13 Aug The Danger of Complacency in Recovery
By Elizabeth Rosselle
When we first get sober, assuming we’re serious about this whole recovery thing, we’re often very motivated. The feeling of relief we experience when we’re free from drugs and alcohol can be quite rewarding on many levels. After a while, however, we can easily forget how bad things were toward the end of active addiction and can start to take our recovery for granted. In other words, we can become complacent. It’s easy to develop an almost smugness over our achievements, thinking that things will be the same forever. We’re generalizing, of course, but complacency in recovery is surprisingly common, and it’s a trap to think that what you did yesterday will carry you through tomorrow, so to speak.
While everyone’s recovery journey is different, one thing is certain for people who are die-hard addicts (alcoholics and those with process addictions included): once an addict, always an addict. People don’t graduate from recovery, so if you stop doing the work and moving forward, you’re more than likely going to regress in some way.
Having said this, let’s not confuse complacency with contentment. Content people are usually quite happy with their lives, but this doesn’t stop them from wanting to grow. Complacency, on the other hand, generally involves a sort of false confidence—one that’s not rooted in reality. Confident people, however, act sanely and rationally. They’re aware of their shortcomings as well as their assets. Complacent people tend to be unwilling to look at or examine their character defects. In recovery, those who are complacent might assume their success is guaranteed, and this is dangerous territory.
Here are some of the reasons you might become complacent in recovery
Pink cloud syndrome. Have you ever heard people in recovery talking about the pink cloud? They’re referring to the state of mind people in early recovery are often in when they’re high on life because they’ve achieved 30 days, or maybe even 90 days on up to a year of sober time. But, eventually, what goes up, must come down if you’re not keeping your emotions in check and working a strong recovery program. In sobriety, you should always strive for balance when it comes to your emotional state. Watch out for over elation because it’s usually a sign of complacency and it will almost invariably end in a crash.
Material, professional, or social success. Recovery frequently brings people a relative amount of success in their personal and professional lives. Employers tend to trust you more than before, your work ethic improves, often quite drastically, and you will rebuild broken relationships with friends and family members. This is great, but be mindful about becoming overconfident as a result because as we’ve already established, overconfidence can lead to complacency. The result? You decide to stop doing the recovery work.
Ambivalence. Perhaps you were never really sure about recovery to begin with, but you went along with it for whatever reason (i.e., a court order, family pressure, etc.). Or, maybe you’ve thought since day one of recovery that you’d eventually be able to drink or use again once you learned how to “handle” your addiction. Fair enough. You could be one of the lucky few who can get away with this. More than likely, however, you can’t get away with it if you’re a true-blue addict. And, if you’re ambivalent, you might not think the work that goes into maintaining your recovery is important.

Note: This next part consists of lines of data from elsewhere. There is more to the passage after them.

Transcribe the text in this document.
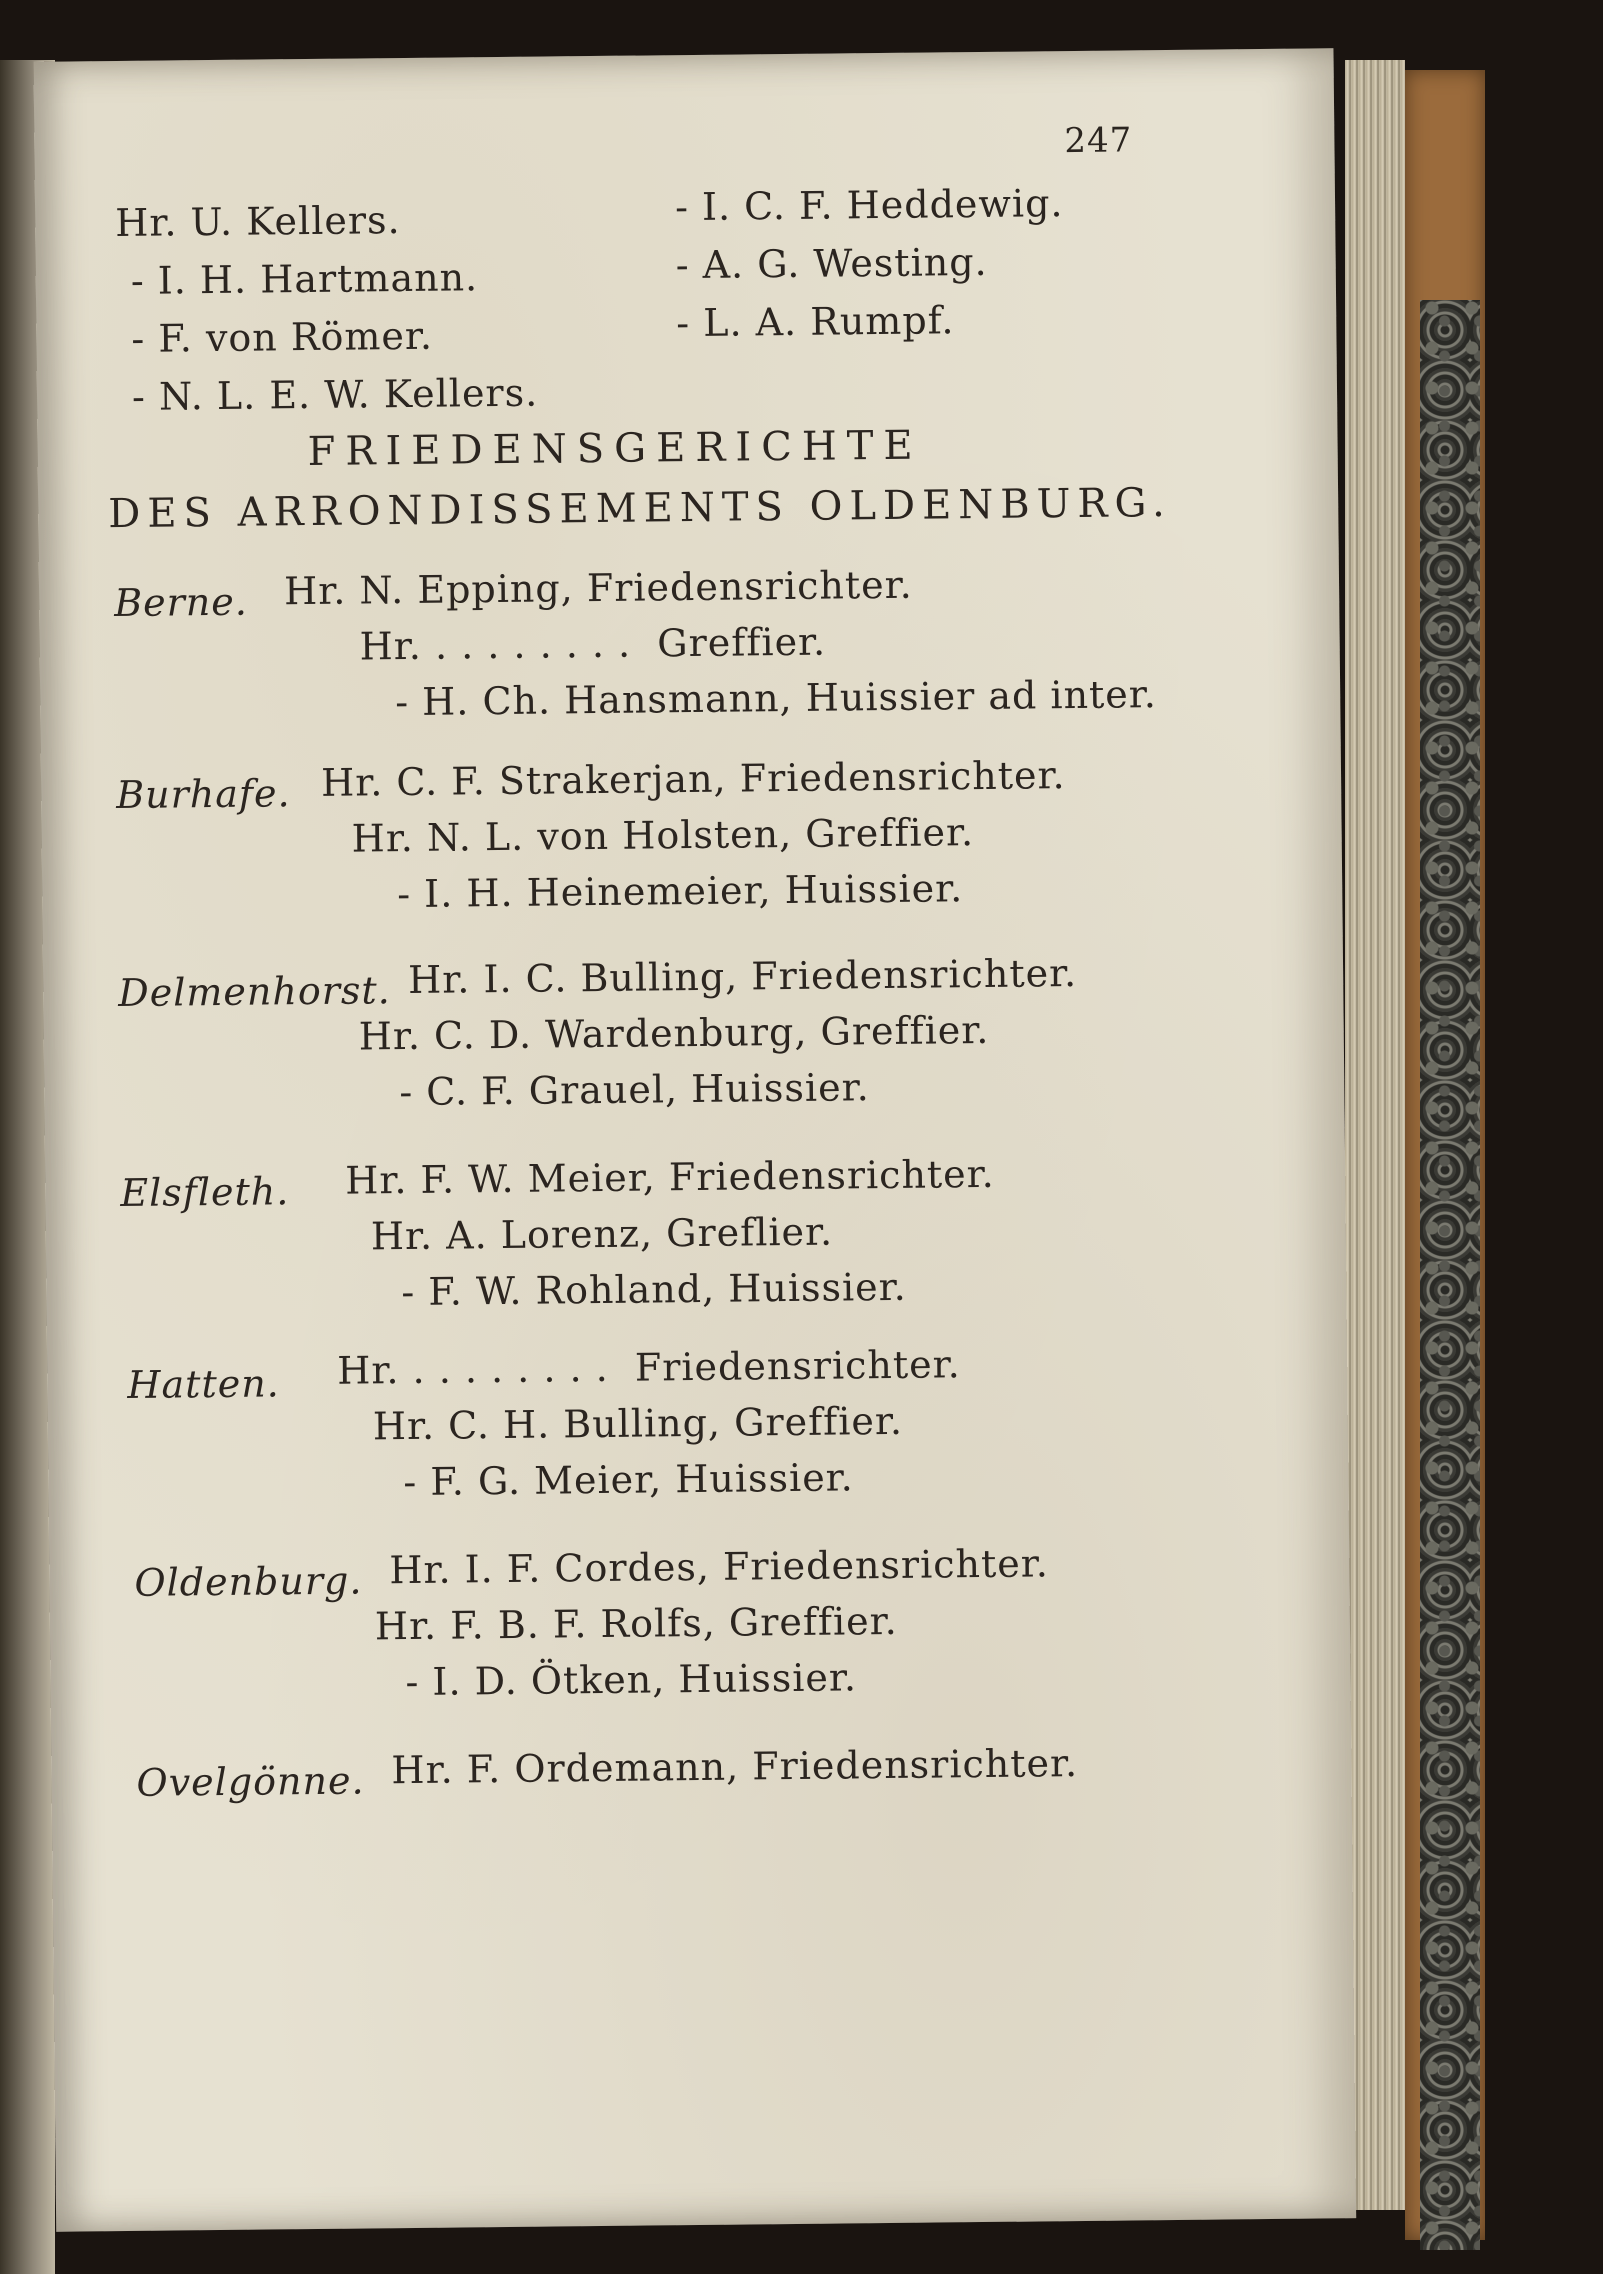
247
Hr. U. Kellers.
- I. H. Hartmann.
- F. von Römer.
- N. L. E. W. Kellers.
- I. C. F. Heddewig.
- A. G. Westing.
- L. A. Rumpf.
FRIEDENSGERICHTE
DES ARRONDISSEMENTS OLDENBURG.
Berne. Hr. N. Epping, Friedensrichter.
Hr. . . . . . . . .  Greffier.
- H. Ch. Hansmann, Huissier ad inter.
Burhafe. Hr. C. F. Strakerjan, Friedensrichter.
Hr. N. L. von Holsten, Greffier.
- I. H. Heinemeier, Huissier.
Delmenhorst. Hr. I. C. Bulling, Friedensrichter.
Hr. C. D. Wardenburg, Greffier.
- C. F. Grauel, Huissier.
Elsfleth. Hr. F. W. Meier, Friedensrichter.
Hr. A. Lorenz, Greflier.
- F. W. Rohland, Huissier.
Hatten. Hr. . . . . . . . .  Friedensrichter.
Hr. C. H. Bulling, Greffier.
- F. G. Meier, Huissier.
Oldenburg. Hr. I. F. Cordes, Friedensrichter.
Hr. F. B. F. Rolfs, Greffier.
- I. D. Ötken, Huissier.
Ovelgönne. Hr. F. Ordemann, Friedensrichter.
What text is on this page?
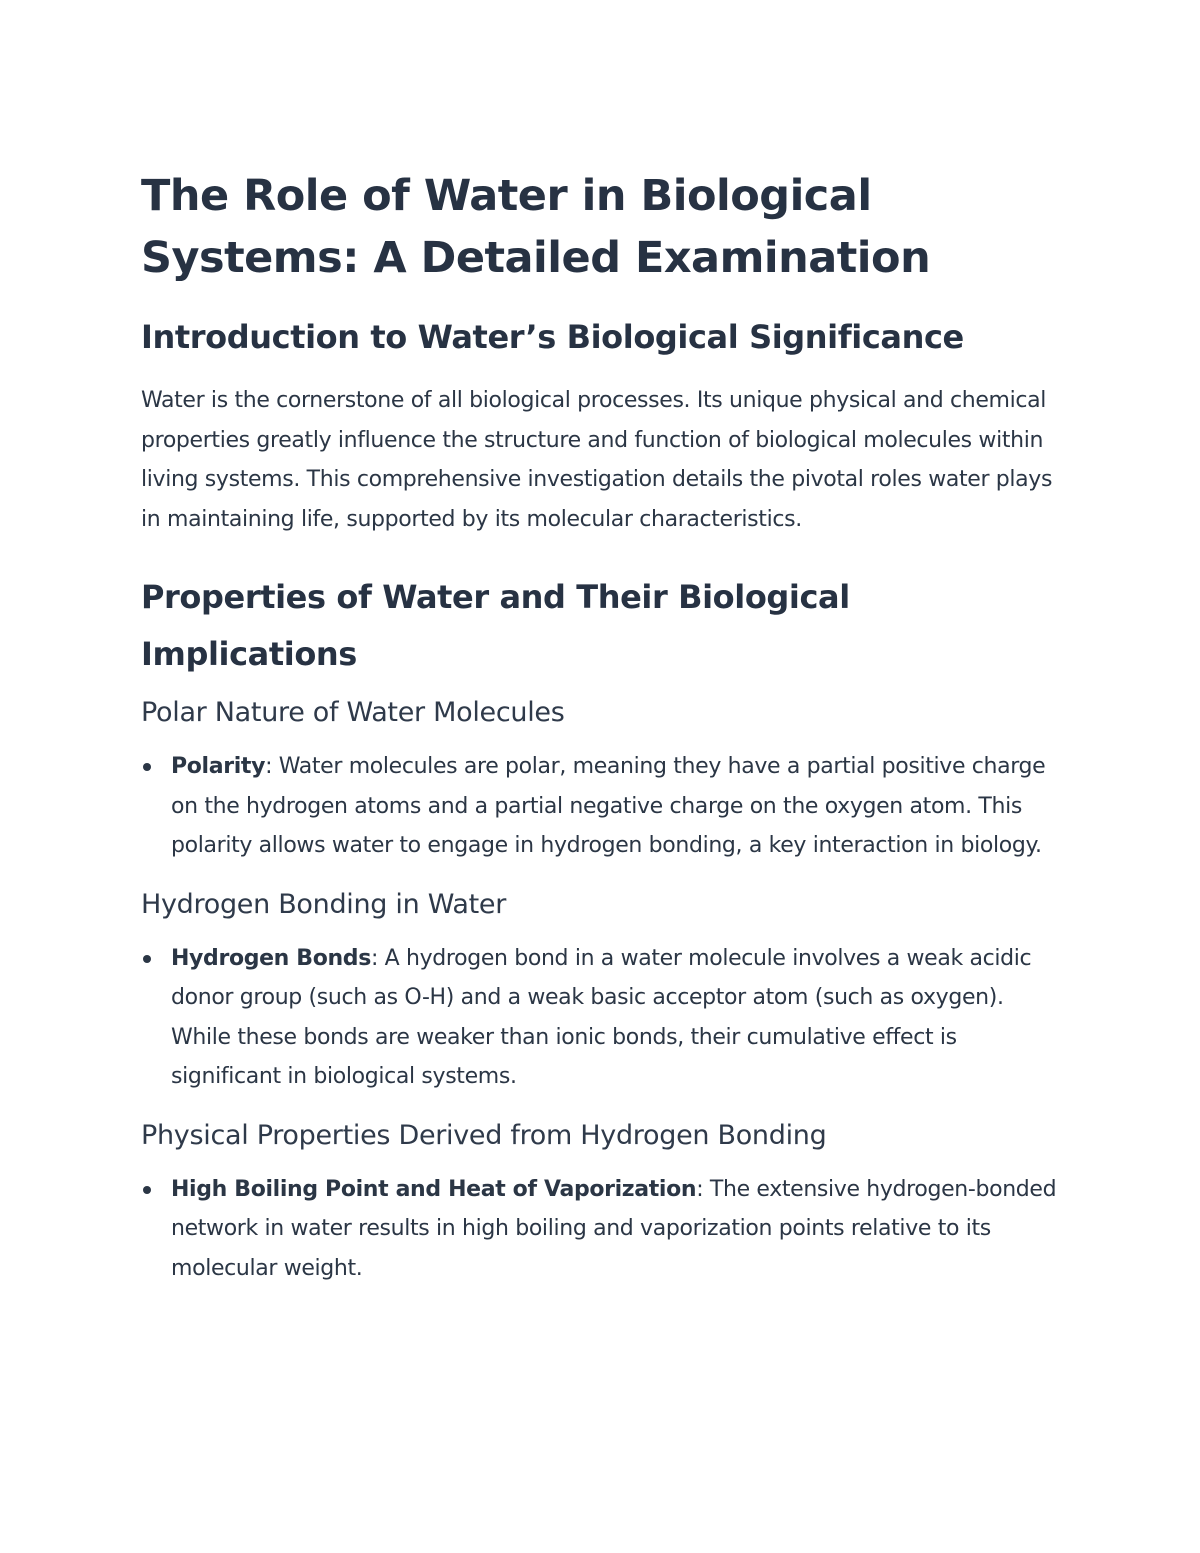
The Role of Water in Biological Systems: A Detailed Examination
Introduction to Water’s Biological Significance

Water is the cornerstone of all biological processes. Its unique physical and chemical properties greatly influence the structure and function of biological molecules within living systems. This comprehensive investigation details the pivotal roles water plays in maintaining life, supported by its molecular characteristics.

Properties of Water and Their Biological Implications
Polar Nature of Water Molecules
Polarity: Water molecules are polar, meaning they have a partial positive charge on the hydrogen atoms and a partial negative charge on the oxygen atom. This polarity allows water to engage in hydrogen bonding, a key interaction in biology.
Hydrogen Bonding in Water
Hydrogen Bonds: A hydrogen bond in a water molecule involves a weak acidic donor group (such as O-H) and a weak basic acceptor atom (such as oxygen). While these bonds are weaker than ionic bonds, their cumulative effect is significant in biological systems.
Physical Properties Derived from Hydrogen Bonding
High Boiling Point and Heat of Vaporization: The extensive hydrogen-bonded network in water results in high boiling and vaporization points relative to its molecular weight.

Sobriety has become a habit. It’s possible that you’ve been sober for, say, two or three years and you’ve forgotten that you had a problem in the first place. Once again, please remember that you’re never “cured” of alcoholism or addiction. Generally, you need to continue to work a recovery program. Nevertheless, if you’ve completely wiped out the memory of having a drinking or using problem to begin with, you could be in trouble. This is especially true if you stop doing the work because of it.
The pitfalls of complacency
Becoming complacent in recovery not only puts you at a huge risk of relapse, but it means you’re settling for less than what’s possible. In sobriety, you have the opportunity to do and achieve things never before imaginable. You really do have the whole world at your fingertips and the wherewithal to achieve a life beyond your wildest dreams. But, if you stop doing the work, you’ll stop growing.
As for the part about being in danger of relapsing, consider what could happen if the urge to drink or use crops up. You might not be equipped with the tools to handle it because you’ve effectively stopped doing your recovery work.
And, consider the dangers of developing process addictions like compulsive eating and other eating disorders, gambling, or sex and love addiction. If you’re still experiencing the same issues you had before you got sober but you’re not working through them in a program, you’re putting yourself in danger. These other addictions might not sound as bad as drugs or alcohol, but you’ll probably change your mind about that if your addiction ever manifests in some other form. Process addictions aren’t pleasant for the people who experience them, and they can wreak havoc on your personal life and your relationships. Why risk it? It’s just not worth it.
The bottom line: Remain grateful to avoid becoming complacent in recovery
Stay grateful and humble. Work on appreciating what you have and writing daily gratitude lists. They don’t need to be overcomplicated. Pen to paper is ideal, but even if the only way you can manage to get your gratitude down is via cell phone notes, then go for it. Gratitude helps get us into the right mindset in regard to life in general. Primarily, we should appreciate our recovery because more than likely, it’s enabled us to rebuild our lives in some pretty awesome ways.
Combat complacency in recovery by attending regular recovery meetings like AA or NA, and by staying close to the fellowship. Continue doing the work that essentially makes you a better human and watch how beautifully your life will continue to unfold.